In general, today’s cyclocross bikes have a bit less than a centimeter more bottom bracket height than do road bikes, and gravel bikes have bottom bracket heights between the two but closer to cyclocross bikes. You can imagine, due to uneven terrain, why you’d want more pedal clearance on both cyclocross and gravel bikes than you would on road bikes. On the other hand, traction is so much better on a road bike that pedaling is possible sooner out of the corners and thus requires the bottom bracket height to be closer to that of cyclocross and gravel bikes than you might guess.

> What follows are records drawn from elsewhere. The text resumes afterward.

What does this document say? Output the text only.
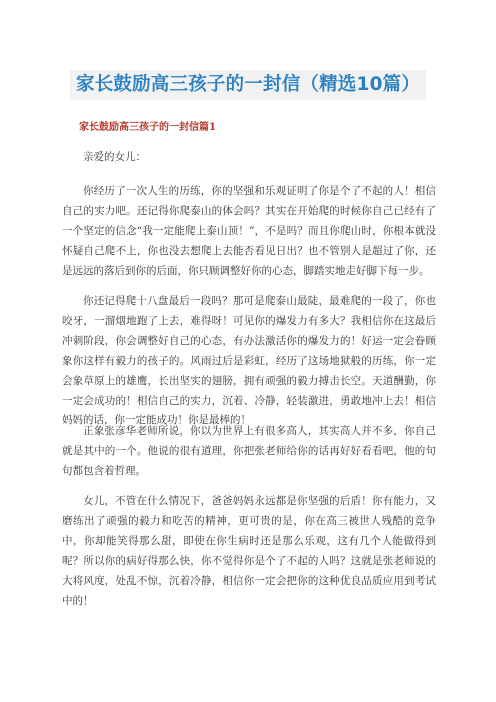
家长鼓励高三孩子的一封信（精选10篇）
家长鼓励高三孩子的一封信篇1

亲爱的女儿：

你经历了一次人生的历练，你的坚强和乐观证明了你是个了不起的人！相信自己的实力吧。还记得你爬泰山的体会吗？其实在开始爬的时候你自己已经有了一个坚定的信念“我一定能爬上泰山顶！”，不是吗？而且你爬山时，你根本就没怀疑自己爬不上，你也没去想爬上去能否看见日出？也不管别人是超过了你，还是远远的落后到你的后面，你只顾调整好你的心态，脚踏实地走好脚下每一步。

你还记得爬十八盘最后一段吗？那可是爬泰山最陡，最难爬的一段了，你也咬牙，一溜烟地跑了上去，难得呀！可见你的爆发力有多大？我相信你在这最后冲刺阶段，你会调整好自己的心态，有办法激活你的爆发力的！好运一定会眷顾象你这样有毅力的孩子的。风雨过后是彩虹，经历了这场地狱般的历练，你一定会象草原上的雄鹰，长出坚实的翅膀，拥有顽强的毅力搏击长空。天道酬勤，你一定会成功的！相信自己的实力，沉着、冷静，轻装激进，勇敢地冲上去！相信妈妈的话，你一定能成功！你是最棒的！

正象张彦华老师所说，你以为世界上有很多高人，其实高人并不多，你自己就是其中的一个。他说的很有道理，你把张老师给你的话再好好看看吧，他的句句都包含着哲理。

女儿，不管在什么情况下，爸爸妈妈永远都是你坚强的后盾！你有能力，又磨练出了顽强的毅力和吃苦的精神，更可贵的是，你在高三被世人残酷的竞争中，你却能笑得那么甜，即使在你生病时还是那么乐观，这有几个人能做得到呢？所以你的病好得那么快，你不觉得你是个了不起的人吗？这就是张老师说的大将风度，处乱不惊，沉着冷静，相信你一定会把你的这种优良品质应用到考试中的！
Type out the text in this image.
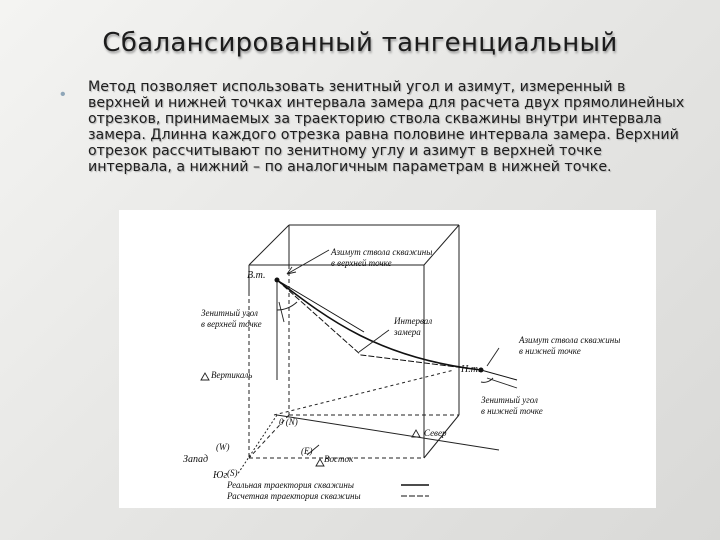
Сбалансированный тангенциальный
• Метод позволяет использовать зенитный угол и азимут, измеренный в верхней и нижней точках интервала замера для расчета двух прямолинейных отрезков, принимаемых за траекторию ствола скважины внутри интервала замера. Длинна каждого отрезка равна половине интервала замера. Верхний отрезок рассчитывают по зенитному углу и азимут в верхней точке интервала, а нижний – по аналогичным параметрам в нижней точке.
В.т.
Н.т.
Азимут ствола скважины
в верхней точке
Зенитный угол
в верхней точке	Интервал
замера
Азимут ствола скважины
в нижней точке
Зенитный угол
в нижней точке
Вертикаль
Север
Восток
0 (N)
(W)	(E)
(S)
Запад
Юг
Реальная траектория скважины
Расчетная траектория скважины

As I said last week, while the bottom bracket height of cyclocross and gravel bikes is similar, the bottom bracket drop is different due to the difference in tire size.
Otherwise, geometry differences between cyclocross and gravel bikes tend to be very subtle. You could make the argument that the higher speeds of gravel bikes would have designers put more emphasis on stability (greater fork trail) than on cyclocross bikes, which require quick handling and are ridden at lower speeds. In practice, this is generally not the case; in fact, the reverse is often true.
For hours at a time of bumpy riding, handlebar height on gravel bikes is higher than on road bikes. You could make the same argument for cyclocross bikes for improved handling on tricky terrain, but you could also make the counter-argument that you don’t have to endure it long (less than an hour), and more weight on the front wheel can be an advantage. In general, when there is a difference, the height of the top of the head tube (frame stack) will tend to be a bit lower on a cyclocross bike than on a gravel bike of the same size.